In Brazil, the Proalcool program aims at substituting ethanol from sugar cane for gasoline. The development since 1975 of a refining (distillery) and distribution infrastructure has allowed Brazil, since 1984, to replace approximately 5 million m3 of gasoline with ethanol, and convert 13% of the fleet to this national resource. Twenty years later, 80% of the fleet is "flex-fuel", which allows the consumer to choose, depending on prices, the cheaper fuel.

Biofuel for diesel engines is also produced from rapeseed oil or sunflower oil in Europe and the United States (between 7% and 30% can be added to diesel). This is known as biodiesel.

As of now, the main drawback of these programs is that they have the effect of diverting arable soil from food production, which may represent a high social cost, causing famines in countries that implement them or even globally, a decline in the supply of agricultural products resulting in an increase of their cost.

Gasification or liquefaction processes of coal are relatively old: in 1943, Germany produced up to 4 million tons of synthetic fuel.

Methanol and synthesis gas could also be produced from coal, by combining electrolytic processes and gasification with oxygen.

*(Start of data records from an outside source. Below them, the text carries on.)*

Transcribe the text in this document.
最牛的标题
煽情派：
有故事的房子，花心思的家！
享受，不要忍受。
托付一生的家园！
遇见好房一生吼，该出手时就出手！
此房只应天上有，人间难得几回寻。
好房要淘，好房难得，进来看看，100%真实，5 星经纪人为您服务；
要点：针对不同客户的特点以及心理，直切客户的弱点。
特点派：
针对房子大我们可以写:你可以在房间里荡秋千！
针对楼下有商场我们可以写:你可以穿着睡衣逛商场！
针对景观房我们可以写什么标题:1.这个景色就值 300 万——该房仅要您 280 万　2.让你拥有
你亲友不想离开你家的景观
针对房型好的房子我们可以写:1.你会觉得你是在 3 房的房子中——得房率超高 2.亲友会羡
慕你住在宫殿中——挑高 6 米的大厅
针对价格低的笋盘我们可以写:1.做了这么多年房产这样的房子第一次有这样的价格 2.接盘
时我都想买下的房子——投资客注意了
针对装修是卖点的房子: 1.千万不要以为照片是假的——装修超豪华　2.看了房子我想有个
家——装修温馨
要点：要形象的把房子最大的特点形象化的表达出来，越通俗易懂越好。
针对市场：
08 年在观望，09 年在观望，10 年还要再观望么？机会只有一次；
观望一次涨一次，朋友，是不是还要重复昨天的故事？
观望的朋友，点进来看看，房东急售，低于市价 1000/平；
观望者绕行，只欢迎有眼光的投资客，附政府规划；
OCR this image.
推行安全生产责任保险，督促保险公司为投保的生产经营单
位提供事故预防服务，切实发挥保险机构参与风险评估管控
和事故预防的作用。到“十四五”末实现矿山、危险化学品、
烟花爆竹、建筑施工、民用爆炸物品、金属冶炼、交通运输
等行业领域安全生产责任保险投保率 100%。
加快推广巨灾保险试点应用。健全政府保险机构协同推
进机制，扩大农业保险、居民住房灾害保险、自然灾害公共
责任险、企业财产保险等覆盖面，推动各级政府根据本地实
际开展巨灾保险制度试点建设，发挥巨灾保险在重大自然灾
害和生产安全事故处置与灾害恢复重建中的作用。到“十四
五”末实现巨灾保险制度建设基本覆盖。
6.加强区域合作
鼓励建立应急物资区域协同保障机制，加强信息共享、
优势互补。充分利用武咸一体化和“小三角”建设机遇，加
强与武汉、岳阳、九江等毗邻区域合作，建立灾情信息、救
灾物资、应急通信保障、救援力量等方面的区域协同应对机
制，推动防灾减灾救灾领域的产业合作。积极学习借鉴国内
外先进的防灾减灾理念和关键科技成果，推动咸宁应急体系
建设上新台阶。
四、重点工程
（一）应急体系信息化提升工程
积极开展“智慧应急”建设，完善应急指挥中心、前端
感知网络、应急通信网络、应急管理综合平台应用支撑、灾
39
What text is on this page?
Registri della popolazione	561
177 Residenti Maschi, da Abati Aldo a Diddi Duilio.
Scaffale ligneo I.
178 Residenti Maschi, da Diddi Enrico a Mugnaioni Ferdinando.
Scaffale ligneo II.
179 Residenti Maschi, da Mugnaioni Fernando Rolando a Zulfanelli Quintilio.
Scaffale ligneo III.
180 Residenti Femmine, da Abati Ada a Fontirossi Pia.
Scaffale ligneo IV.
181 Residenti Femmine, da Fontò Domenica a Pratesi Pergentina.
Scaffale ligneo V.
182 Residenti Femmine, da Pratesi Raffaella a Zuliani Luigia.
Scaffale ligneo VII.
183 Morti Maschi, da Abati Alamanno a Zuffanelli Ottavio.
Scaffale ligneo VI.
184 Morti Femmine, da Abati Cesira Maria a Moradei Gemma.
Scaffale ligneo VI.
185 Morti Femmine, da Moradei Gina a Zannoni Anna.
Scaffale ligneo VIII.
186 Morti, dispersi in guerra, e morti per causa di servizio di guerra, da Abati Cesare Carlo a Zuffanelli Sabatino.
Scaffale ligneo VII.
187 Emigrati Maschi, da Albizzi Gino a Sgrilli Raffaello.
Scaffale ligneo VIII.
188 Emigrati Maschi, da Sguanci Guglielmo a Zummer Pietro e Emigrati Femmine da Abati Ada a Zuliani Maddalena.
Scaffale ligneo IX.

To limit CO2 emissions, electricity could be provided by a nuclear plant, and methanol and synthesis gas would be used to power gas turbines for peak periods. This way, a power generation fleet could be supplied from only nuclear energy and coal.

These products stem directly from natural gas: they consist of ethane, propane, normal butane, isobutane and natural gasoline / condensate.

Blended with natural gas, they are extracted during gas processing, before transportation to the place of consumption, and are substitutes for refined products from oil, their characteristic being their liquid rather than gaseous form.

Methane hydrates consist of water molecules trapping gas molecules such as methane that can store considerable amounts of gas (e.g. 164 cm3 of methane in 1 cm3 hydrate).

They take the form of flammable ice blocks found in sediments at low temperature and high pressure (ocean or circumpolar regions).

Their development is under consideration, but still poses many technological challenges and could have a significant environmental impact.